Using Google Chrome's Gemini Nano for STT

- explainer -

The explainer proposed the need for having Web captions auto-enabled, for helping businesses and content creators with captions that they can start with. It also proposed how the code for auto-captions Web Transcriber API will look like, based on existing Chrome AI APIs such as Prompt, Write, Rewrite and Language Translation APIs. The estimated usage will be in billions and can help businesses save millions through built-in AI solutions.

Auto Captions Explainer ↗

- research -

Modes of Captions: Three modes of captions UI were tested on users. A scroll mode, an append mode and static/ default mode which either show the current timestamp of the video in words through scrolling, appending new words, or entirely replacing respectively.
Accessibility Tests: I ran tests with non-native english speakers, Hindi and Spanish Speakers and People with hearing impairments to understand better if the hypotheses to summarize longer words is needed.

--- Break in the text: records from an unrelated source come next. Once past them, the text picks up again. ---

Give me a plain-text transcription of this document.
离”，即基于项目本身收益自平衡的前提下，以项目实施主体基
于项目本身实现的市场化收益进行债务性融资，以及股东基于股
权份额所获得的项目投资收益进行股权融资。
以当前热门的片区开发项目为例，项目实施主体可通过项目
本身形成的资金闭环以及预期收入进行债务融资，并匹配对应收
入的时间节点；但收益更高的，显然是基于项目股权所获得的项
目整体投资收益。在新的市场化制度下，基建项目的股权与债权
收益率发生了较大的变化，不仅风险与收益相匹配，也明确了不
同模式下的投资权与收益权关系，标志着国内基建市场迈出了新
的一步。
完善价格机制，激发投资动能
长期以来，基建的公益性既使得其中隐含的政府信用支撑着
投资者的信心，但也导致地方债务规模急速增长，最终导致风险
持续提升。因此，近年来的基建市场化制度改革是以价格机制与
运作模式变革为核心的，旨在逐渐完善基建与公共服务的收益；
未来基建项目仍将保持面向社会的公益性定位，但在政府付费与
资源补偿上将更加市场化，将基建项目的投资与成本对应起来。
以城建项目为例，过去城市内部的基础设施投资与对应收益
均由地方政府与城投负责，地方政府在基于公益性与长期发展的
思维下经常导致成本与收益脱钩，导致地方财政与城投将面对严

WCAG Success Criteria Report for Auto Captions

Accessibility Conformance Report WCAG SC

- chrome extension -

"Extensions are a great way to explore how something like this would work in practice."
- Thomas Steiner, Google Chrome

Chrome Extension ↗

- brainstorm and iteration -

Early Start: I started on this far too early, that helped me showcase it at the right time with a lot of brainstorming already made.
Ways that didn't work: Multiple failures occurred when I tried making auto captions using Flask/ python and whisper with slower performance and need of server side code, node-whisper - which also needed server side work, Deepgram - again a server side implementation failing to achieve the goal.
Web Almanac report: Six months later the 0.5% of all videos on web having captions gave me a radical reason to believe in myself and again go for it.
HuggingFace: This time I pulled up all the ways that didn't work, and then explored client side solutions. The current Gemini nano still lacks speech to text, thus Whisper from Hugging Face that required a worker script and transformers JS proves to do it all on the web. The prototype was ready, and I began to create an explainer which gained support in almost no time.

Trial and Errors ↗

- live prototype -

The vanilla based solution allows one to upload and see captions in real-time. For the first time, AI model loading causes a ~40sec delay, and I am working on another Chrome ideated Web API solution to fix this problem.

Launch Demo ↗

- conclusion -

The Chrome way: Multi-modalities was always planned by Google Chrome and I acted as a catalyst showing passion and help to support its work. I previously helped in Project Fugu and thus I had an idea of the processes involved in making these Web AI APIs available to vendors. The work is at initial stages but I am surely by the end of 2025 it will be in the Early Preview Program (EPP).
Cross Origin Storage: This work requires an AI model to be loaded to Chrome which takes time. This is where Cross origin storage, an API with its explainer authored by Thomas Steiner and Francis Beaufort, from Chrome, comes into play. This will potentially solve any such multiple downloads and redundancy in storage and give rise to a sustainable solution. I am also helping with COS, and have given shape to its explainer with User Transient activation, handling multiple storages, wireframes and more.

COS API ↗

- scope of improvements -

There are yet two schools of thoughts in the explainer. One is the API helping document authors with captions to start with and they can be edited. Second is the direct use of captions when there is no <track> element. The latter might cause people to not manually edit captions even more, which can be bad. Yet this feature is needed in cases where we have a live video stream. Although this is answered in the explainer, more careful considerations could be provided while using the API.

- future work EPP -

Google Chrome will launch the APIs for testing and expression of support through the early preview program. I hope to keep engaged and help with this and related APIs till this happens, to make this happen.